ここまでは、収穫しきれず落ちてしまった梅の実の発芽について紹介しましたが、もちろん市販の梅でも発芽させることは可能です。
種まきの方法は凄くシンプル。
梅の果肉を取り除き、土に植えるのみ!!
おすすめは黄色くなった完熟梅を使うこと。
完熟梅は柔らかくなっているので果肉を取り除きやすいからです。
後は土に植えるだけですが、発芽率を上げるには適度に水やりをし、種を完全に乾燥させないことが大事。多くの場合は植木鉢に種まきすると思うのですが、植木鉢は特に乾燥しがちなので注意が必要です。

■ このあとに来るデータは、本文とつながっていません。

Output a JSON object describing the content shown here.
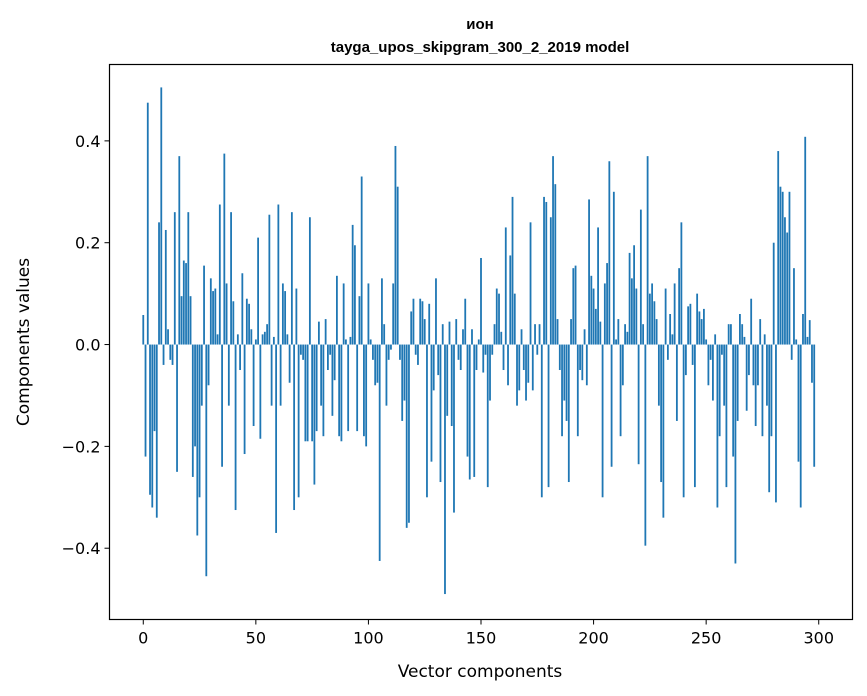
{
  "chart_data": {
    "type": "bar",
    "title_line1": "ион",
    "title_line2": "tayga_upos_skipgram_300_2_2019 model",
    "xlabel": "Vector components",
    "ylabel": "Components values",
    "xlim": [
      -15,
      315
    ],
    "ylim": [
      -0.54,
      0.55
    ],
    "xticks": [
      0,
      50,
      100,
      150,
      200,
      250,
      300
    ],
    "xtick_labels": [
      "0",
      "50",
      "100",
      "150",
      "200",
      "250",
      "300"
    ],
    "yticks": [
      -0.4,
      -0.2,
      0.0,
      0.2,
      0.4
    ],
    "ytick_labels": [
      "−0.4",
      "−0.2",
      "0.0",
      "0.2",
      "0.4"
    ],
    "bar_color": "#1f77b4",
    "grid": false,
    "values": [
      0.058,
      -0.22,
      0.475,
      -0.295,
      -0.32,
      -0.17,
      -0.34,
      0.24,
      0.505,
      -0.04,
      0.225,
      0.03,
      -0.03,
      -0.04,
      0.26,
      -0.25,
      0.37,
      0.095,
      0.165,
      0.16,
      0.26,
      0.095,
      -0.26,
      -0.2,
      -0.375,
      -0.3,
      -0.12,
      0.155,
      -0.455,
      -0.08,
      0.13,
      0.105,
      0.11,
      0.02,
      0.275,
      -0.24,
      0.375,
      0.12,
      -0.12,
      0.26,
      0.085,
      -0.325,
      0.02,
      -0.05,
      0.14,
      -0.215,
      0.09,
      0.08,
      0.03,
      -0.16,
      0.01,
      0.21,
      -0.185,
      0.02,
      0.025,
      0.04,
      0.255,
      -0.12,
      0.015,
      -0.37,
      0.275,
      -0.12,
      0.12,
      0.105,
      0.02,
      -0.075,
      0.26,
      -0.325,
      0.11,
      -0.3,
      -0.02,
      -0.03,
      -0.19,
      -0.19,
      0.25,
      -0.19,
      -0.275,
      -0.17,
      0.045,
      -0.12,
      -0.18,
      0.05,
      -0.05,
      -0.02,
      -0.14,
      -0.07,
      0.135,
      -0.18,
      -0.19,
      0.12,
      0.01,
      -0.17,
      0.015,
      0.235,
      0.195,
      -0.17,
      0.095,
      0.33,
      -0.18,
      -0.2,
      0.12,
      0.01,
      -0.03,
      -0.08,
      -0.075,
      -0.425,
      0.13,
      0.04,
      -0.12,
      -0.03,
      -0.01,
      0.12,
      0.39,
      0.31,
      -0.03,
      -0.15,
      -0.11,
      -0.36,
      -0.35,
      0.065,
      0.09,
      -0.02,
      -0.04,
      0.09,
      0.085,
      0.05,
      -0.3,
      0.08,
      -0.23,
      -0.09,
      0.13,
      -0.06,
      -0.27,
      0.04,
      -0.49,
      -0.14,
      0.045,
      -0.16,
      -0.33,
      0.05,
      -0.03,
      -0.05,
      0.03,
      0.09,
      -0.22,
      -0.265,
      0.03,
      -0.26,
      -0.05,
      0.01,
      0.17,
      -0.055,
      -0.02,
      -0.28,
      -0.11,
      -0.02,
      0.04,
      0.11,
      0.1,
      0.025,
      -0.05,
      0.23,
      -0.08,
      0.175,
      0.29,
      0.1,
      -0.12,
      -0.09,
      0.03,
      -0.05,
      -0.11,
      -0.075,
      0.24,
      -0.09,
      0.04,
      -0.02,
      0.04,
      -0.3,
      0.29,
      0.28,
      -0.28,
      0.25,
      0.37,
      0.315,
      0.05,
      -0.05,
      -0.18,
      -0.11,
      -0.15,
      -0.27,
      0.05,
      0.15,
      0.155,
      -0.18,
      -0.05,
      -0.07,
      0.03,
      -0.08,
      0.285,
      0.135,
      0.11,
      0.07,
      0.23,
      0.045,
      -0.3,
      0.12,
      0.16,
      0.36,
      -0.24,
      0.3,
      0.01,
      0.05,
      -0.18,
      -0.08,
      0.04,
      0.025,
      0.18,
      0.13,
      0.195,
      0.11,
      -0.235,
      0.265,
      0.04,
      -0.395,
      0.37,
      0.1,
      0.12,
      0.085,
      0.05,
      -0.12,
      -0.27,
      -0.34,
      0.11,
      -0.03,
      0.06,
      0.02,
      0.12,
      -0.15,
      0.15,
      0.24,
      -0.3,
      -0.06,
      0.075,
      0.08,
      -0.04,
      -0.28,
      0.1,
      0.065,
      0.05,
      0.07,
      0.01,
      -0.08,
      -0.03,
      -0.11,
      0.02,
      -0.32,
      -0.18,
      -0.02,
      -0.12,
      -0.28,
      0.04,
      0.04,
      -0.22,
      -0.43,
      -0.15,
      0.06,
      0.04,
      0.015,
      -0.13,
      -0.06,
      0.09,
      -0.08,
      -0.16,
      -0.08,
      0.05,
      -0.18,
      0.02,
      -0.12,
      -0.29,
      -0.18,
      0.2,
      -0.31,
      0.38,
      0.31,
      0.3,
      0.25,
      0.22,
      0.3,
      -0.03,
      0.15,
      0.01,
      -0.23,
      -0.32,
      0.06,
      0.408,
      0.015,
      0.048,
      -0.075,
      -0.24
    ]
  }
}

私たちの畑でも、地面や保水性の高い大きめの鉢に落ちた梅から発芽することが多いです。
ちなみに、保水性が高いのは、小粒の赤玉土!
まとめ:梅の種を植えて発芽させよう!!
今回は、「梅の種を植えたら発芽するか?」というテーマで書いてみました。
私の経験上、梅の種の発芽率はそこそこ高いのではないかと思います。
ただ落ちただけの(土に埋めたわけではない)実から毎年いくつか発芽しているので。
そういえば、実家でも梅干し作りの際に既に傷んでいた梅の実を裏庭のコンポストエリアに捨てたら、発芽してどんどん成長するということがありました。
(可愛い花も咲かせていました)
梅を種から育ててみたい方はぜひお試しを。